From Perth, the 6s & 7s project from songwriter Josh Fontaine releases its debut album, Choose Sentinel Blooze, on 3 July (through Fuse) and it’s a pretty awesomely warped and schizophrenic (not in an obscene ‘crazy, man’ way; in the sense that disparate and often troubled voices interject the songs at times, the tunes changing tack and shifting melodies in condensed, paranoid movements) pop album. There is, as has been suggested, probably some Xiu Xiu in there, as well as The Magnetic Fields, but who cares about references when the result is a strong, uncompromising new Australian voice.

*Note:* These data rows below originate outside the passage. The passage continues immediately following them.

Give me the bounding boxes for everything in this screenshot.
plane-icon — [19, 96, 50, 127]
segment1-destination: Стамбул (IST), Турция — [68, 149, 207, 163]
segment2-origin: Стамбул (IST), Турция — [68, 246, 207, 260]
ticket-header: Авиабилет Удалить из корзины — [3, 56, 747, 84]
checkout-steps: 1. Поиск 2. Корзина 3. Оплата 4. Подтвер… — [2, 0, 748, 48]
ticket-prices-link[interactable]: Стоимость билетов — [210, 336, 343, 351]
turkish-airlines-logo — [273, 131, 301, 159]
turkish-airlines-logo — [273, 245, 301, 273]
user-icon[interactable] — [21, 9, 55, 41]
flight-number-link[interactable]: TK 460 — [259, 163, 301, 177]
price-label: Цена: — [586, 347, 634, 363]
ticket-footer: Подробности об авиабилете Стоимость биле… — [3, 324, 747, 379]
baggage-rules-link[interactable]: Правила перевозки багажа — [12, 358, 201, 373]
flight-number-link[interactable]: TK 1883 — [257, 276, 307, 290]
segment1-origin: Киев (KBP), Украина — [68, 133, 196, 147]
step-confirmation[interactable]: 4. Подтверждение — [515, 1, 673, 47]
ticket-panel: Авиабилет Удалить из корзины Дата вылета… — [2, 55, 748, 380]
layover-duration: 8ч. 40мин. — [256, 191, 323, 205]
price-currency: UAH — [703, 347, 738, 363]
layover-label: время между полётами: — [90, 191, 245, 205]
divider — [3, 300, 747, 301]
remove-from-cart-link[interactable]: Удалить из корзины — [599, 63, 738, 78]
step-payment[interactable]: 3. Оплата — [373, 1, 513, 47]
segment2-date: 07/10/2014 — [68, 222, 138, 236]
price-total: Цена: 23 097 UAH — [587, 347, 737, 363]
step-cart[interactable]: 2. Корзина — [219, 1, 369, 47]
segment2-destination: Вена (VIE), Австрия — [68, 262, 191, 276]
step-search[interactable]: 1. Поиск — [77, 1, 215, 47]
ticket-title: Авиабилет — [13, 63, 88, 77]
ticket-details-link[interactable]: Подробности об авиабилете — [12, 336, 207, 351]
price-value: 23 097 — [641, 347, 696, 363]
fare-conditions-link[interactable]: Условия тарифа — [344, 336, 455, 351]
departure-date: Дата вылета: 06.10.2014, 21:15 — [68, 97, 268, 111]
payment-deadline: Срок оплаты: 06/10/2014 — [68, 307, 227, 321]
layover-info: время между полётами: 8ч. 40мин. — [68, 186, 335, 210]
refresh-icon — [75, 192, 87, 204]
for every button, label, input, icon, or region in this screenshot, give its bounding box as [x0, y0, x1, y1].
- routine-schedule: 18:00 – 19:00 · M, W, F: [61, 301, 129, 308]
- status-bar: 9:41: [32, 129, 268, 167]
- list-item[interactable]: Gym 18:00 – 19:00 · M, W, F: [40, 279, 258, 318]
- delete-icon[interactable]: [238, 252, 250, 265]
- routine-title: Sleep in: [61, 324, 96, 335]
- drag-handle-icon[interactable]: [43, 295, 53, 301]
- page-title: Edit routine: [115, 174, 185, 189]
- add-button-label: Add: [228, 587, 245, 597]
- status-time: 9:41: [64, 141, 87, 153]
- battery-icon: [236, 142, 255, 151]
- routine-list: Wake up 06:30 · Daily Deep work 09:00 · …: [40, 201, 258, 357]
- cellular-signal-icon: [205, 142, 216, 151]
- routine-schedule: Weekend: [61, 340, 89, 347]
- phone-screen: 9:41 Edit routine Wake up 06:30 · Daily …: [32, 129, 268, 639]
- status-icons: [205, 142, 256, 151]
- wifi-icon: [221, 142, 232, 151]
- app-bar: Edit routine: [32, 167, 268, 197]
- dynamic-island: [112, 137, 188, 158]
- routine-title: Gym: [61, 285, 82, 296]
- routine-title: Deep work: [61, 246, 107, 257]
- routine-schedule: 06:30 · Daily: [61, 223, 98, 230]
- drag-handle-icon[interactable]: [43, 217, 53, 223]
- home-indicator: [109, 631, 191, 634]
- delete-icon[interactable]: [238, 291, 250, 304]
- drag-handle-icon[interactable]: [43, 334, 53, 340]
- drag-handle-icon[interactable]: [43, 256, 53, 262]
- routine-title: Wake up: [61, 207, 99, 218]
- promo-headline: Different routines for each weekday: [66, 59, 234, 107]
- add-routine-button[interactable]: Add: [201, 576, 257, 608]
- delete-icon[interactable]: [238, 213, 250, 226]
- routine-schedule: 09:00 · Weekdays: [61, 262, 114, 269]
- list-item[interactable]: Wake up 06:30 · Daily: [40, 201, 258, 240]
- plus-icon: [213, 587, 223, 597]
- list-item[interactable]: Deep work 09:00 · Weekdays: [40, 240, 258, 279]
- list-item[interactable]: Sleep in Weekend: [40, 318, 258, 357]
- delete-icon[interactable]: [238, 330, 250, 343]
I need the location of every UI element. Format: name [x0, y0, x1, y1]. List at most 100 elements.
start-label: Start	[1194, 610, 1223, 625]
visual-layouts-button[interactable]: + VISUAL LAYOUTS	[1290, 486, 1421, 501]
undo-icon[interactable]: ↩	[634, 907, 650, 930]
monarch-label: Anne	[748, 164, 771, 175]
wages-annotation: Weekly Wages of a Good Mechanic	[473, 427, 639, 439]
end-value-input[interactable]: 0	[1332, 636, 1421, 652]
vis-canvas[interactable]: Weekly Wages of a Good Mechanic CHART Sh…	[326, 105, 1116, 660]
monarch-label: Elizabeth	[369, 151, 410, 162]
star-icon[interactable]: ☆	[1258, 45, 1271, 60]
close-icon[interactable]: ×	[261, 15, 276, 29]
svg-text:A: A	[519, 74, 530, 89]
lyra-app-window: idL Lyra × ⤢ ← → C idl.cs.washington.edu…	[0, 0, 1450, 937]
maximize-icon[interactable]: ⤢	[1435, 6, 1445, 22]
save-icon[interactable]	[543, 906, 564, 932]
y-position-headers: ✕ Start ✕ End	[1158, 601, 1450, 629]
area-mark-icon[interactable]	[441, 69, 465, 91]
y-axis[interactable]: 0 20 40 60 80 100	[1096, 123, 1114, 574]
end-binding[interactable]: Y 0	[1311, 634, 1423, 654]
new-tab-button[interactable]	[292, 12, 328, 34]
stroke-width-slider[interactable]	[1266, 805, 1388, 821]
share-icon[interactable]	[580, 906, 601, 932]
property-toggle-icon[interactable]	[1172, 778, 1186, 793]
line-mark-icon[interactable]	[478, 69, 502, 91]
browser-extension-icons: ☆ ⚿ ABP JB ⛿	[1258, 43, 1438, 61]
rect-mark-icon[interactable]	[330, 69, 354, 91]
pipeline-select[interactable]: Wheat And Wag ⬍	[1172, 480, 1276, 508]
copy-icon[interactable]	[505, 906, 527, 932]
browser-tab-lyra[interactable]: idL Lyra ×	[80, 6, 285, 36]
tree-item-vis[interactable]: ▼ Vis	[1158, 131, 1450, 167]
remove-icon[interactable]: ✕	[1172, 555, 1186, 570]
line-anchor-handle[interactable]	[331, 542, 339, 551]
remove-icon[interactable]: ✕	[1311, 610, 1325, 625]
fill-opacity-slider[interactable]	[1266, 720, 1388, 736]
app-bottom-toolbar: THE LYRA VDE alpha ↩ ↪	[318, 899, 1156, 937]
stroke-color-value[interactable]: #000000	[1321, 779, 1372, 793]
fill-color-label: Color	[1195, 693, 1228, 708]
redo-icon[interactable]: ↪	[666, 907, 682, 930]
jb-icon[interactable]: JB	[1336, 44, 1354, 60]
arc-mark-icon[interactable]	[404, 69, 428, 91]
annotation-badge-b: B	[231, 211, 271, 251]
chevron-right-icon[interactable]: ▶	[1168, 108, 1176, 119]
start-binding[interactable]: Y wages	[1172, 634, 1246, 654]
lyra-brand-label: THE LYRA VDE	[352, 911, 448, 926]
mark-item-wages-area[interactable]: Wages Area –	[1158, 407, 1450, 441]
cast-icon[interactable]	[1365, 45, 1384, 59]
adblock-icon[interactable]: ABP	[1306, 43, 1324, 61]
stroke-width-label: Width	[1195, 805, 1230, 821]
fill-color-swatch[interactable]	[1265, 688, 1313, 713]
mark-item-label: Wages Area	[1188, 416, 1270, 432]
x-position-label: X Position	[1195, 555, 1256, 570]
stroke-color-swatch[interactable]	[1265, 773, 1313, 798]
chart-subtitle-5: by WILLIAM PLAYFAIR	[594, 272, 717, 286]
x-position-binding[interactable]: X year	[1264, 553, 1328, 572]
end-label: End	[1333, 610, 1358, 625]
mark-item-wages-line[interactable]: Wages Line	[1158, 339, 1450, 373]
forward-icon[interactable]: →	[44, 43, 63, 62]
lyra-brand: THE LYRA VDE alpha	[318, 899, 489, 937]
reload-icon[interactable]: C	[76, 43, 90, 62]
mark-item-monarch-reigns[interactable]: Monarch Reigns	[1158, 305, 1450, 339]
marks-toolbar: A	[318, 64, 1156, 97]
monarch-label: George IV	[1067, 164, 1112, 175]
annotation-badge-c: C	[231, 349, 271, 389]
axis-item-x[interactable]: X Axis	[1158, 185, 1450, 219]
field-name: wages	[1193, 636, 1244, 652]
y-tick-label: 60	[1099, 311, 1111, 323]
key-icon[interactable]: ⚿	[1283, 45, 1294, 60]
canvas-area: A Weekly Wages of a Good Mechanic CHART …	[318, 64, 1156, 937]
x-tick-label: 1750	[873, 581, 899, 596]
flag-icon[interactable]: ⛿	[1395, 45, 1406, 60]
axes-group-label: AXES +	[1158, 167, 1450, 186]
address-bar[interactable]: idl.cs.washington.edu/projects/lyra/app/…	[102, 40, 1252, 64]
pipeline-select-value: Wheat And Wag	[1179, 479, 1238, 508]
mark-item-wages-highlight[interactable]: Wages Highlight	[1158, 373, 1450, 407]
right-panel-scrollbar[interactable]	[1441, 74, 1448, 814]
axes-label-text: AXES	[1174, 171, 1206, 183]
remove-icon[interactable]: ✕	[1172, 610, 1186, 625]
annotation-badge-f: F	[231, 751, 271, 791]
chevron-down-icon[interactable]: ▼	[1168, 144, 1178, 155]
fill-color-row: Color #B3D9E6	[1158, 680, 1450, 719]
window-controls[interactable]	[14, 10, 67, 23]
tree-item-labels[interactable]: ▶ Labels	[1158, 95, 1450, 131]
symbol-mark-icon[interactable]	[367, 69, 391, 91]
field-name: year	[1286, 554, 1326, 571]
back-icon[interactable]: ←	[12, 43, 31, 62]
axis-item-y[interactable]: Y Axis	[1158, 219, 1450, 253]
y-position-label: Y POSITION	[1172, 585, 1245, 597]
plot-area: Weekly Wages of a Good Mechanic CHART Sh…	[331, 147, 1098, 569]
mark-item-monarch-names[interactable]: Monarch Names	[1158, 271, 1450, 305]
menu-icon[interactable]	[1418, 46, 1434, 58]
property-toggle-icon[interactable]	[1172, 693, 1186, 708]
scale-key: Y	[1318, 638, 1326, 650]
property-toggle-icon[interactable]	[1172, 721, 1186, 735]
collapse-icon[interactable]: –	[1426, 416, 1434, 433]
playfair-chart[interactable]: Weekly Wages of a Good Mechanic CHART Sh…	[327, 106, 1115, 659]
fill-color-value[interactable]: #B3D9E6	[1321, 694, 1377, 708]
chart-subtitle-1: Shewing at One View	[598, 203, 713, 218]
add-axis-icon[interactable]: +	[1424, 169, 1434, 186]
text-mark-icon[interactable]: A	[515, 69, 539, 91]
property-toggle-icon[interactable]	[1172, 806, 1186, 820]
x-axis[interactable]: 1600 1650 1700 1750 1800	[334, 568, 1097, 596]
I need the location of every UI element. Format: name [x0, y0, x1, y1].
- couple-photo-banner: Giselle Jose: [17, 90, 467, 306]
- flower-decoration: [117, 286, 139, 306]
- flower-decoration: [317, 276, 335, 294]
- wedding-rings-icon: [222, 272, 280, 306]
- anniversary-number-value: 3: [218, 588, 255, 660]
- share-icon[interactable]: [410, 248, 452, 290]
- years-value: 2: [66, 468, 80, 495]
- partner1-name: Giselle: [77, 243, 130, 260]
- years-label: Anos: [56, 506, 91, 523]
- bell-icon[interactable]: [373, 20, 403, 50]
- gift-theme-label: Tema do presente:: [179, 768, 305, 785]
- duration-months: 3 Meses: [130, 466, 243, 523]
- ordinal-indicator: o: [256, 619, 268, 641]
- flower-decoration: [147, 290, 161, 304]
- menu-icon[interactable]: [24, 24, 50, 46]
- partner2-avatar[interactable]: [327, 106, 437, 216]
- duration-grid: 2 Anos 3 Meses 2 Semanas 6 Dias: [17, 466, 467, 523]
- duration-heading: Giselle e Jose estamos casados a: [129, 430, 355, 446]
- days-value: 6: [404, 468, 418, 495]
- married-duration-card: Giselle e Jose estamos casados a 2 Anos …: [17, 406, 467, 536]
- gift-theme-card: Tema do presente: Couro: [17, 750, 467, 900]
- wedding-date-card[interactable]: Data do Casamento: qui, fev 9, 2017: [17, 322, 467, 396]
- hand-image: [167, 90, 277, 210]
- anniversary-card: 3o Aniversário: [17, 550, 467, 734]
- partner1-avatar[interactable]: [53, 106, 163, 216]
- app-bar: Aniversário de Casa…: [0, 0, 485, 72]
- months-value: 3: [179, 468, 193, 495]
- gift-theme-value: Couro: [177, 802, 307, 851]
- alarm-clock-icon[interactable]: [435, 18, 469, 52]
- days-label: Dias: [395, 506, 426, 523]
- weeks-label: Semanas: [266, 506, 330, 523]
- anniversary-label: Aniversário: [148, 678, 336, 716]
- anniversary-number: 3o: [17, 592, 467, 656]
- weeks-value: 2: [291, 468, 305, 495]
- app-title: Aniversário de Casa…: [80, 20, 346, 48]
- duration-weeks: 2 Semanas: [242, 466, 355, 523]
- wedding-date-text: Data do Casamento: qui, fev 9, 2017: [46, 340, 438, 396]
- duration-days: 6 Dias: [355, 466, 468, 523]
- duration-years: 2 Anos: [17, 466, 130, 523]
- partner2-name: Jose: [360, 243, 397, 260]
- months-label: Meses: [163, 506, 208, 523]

Even though it’s getting plenty of attention elsewhere, it feels like it’d be remiss of me not to again mention Sleigh Bells, their Treats album now out in Australia (through Liberator) and providing some madcap dirgey beats and cooing cheerleader vocals to getting-ready-for-a-night-out time. On that pile, too, for some easy listening, is the OST to The Runaways (out through Warner), the film fantasy of the creation of the ‘70s glam rock band. It’s a soundtrack for those discovering proto-punk, with Suzi Quatro, MC5, Bowie, The Stooges and the Sex Pistols mixed in with The Runaways and Dakota Fanning singing not-too-terrible (if sweetened up) versions of Cherry Bomb and California Paradise. A pretty base but still excellent selection.